As the Canada-Europe Trade Agreement was negotiated over the last few years, it’s been touted as a game-changing deal that opens up a potentially massive market.
That may well be, but it would appear for most agricultural commodities, that’s going to be an ‘easier-said-than-done’ scenario, at least for the foreseeable future.
Ottawa has made much of the fact that, to quote Agriculture and Agri-Food Canada’s website, “With CETA’s provisional application, almost 94 per cent of the EU agricultural tariff lines are now duty free…”
However, as our Ottawa correspondent Alex Binkley reports it’s not quite so simple as all that. While a lot of tariffs may have been eliminated, it would seem plenty of barriers remain.
Over the next six years Canada’s annual quota for beef shipped to Europe will grow from 15,000 tonnes to 65,000 tonnes annually.
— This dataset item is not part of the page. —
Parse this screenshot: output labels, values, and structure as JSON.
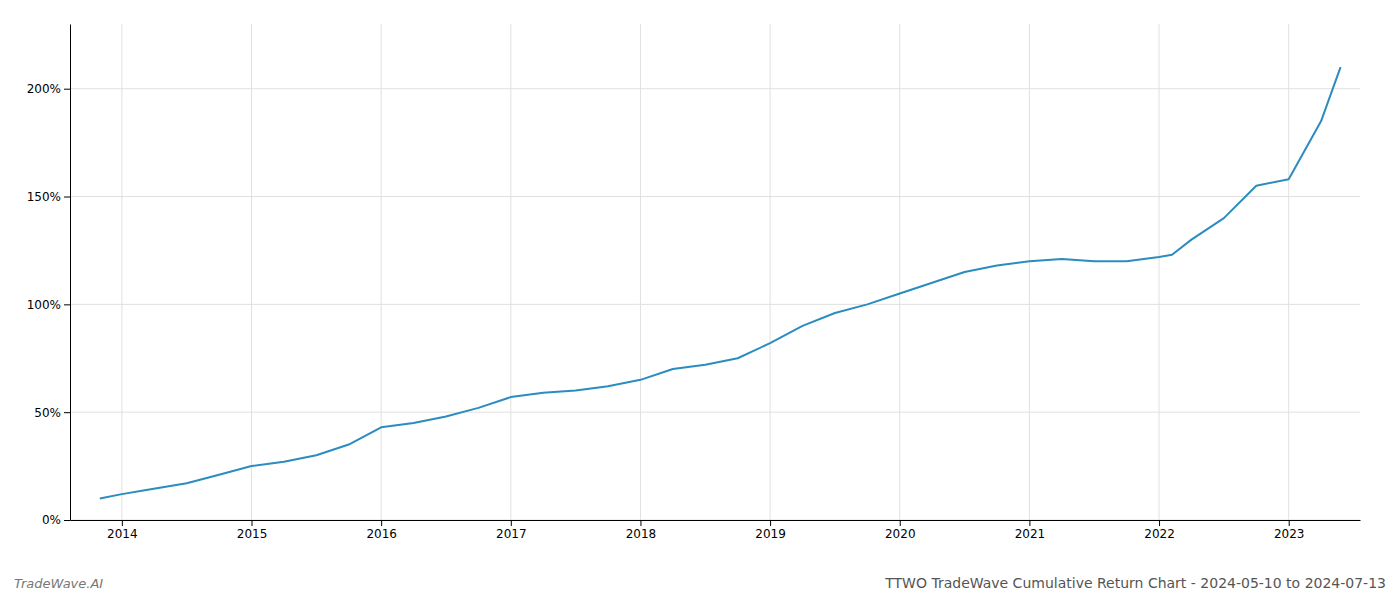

Over the same period, pork quota will grow from 6,000 to 75,000 tonnes.
However, production issues such as the Canadian use of growth-promoting hormones and meat-processing protocols promise to cap that number at a far lower level until they are ironed out.
In grain and oilseed production, there are similar promises that duties such as a $190-a-tonne tariff on high-quality durum wheat, to cite just one example, will disappear.
What that fails to address is the reality that a lack of harmonization in pesticide and biotechnology approvals still promises to raise hurdles to trade for the foreseeable future.
Another issue for grain producers is the recent move in the major durum market of Italy to introduce country-of-origin labelling for pasta and rice there, throwing up yet another roadblock to enhanced trade.
In the meantime, Ottawa’s attention appears to have moved on to cutting new deals with China, the U.K. and NAFTA renegotiations.
That’s worrisome. Without a concerted effort to resolve these issues, Canada may never gain its promised market access.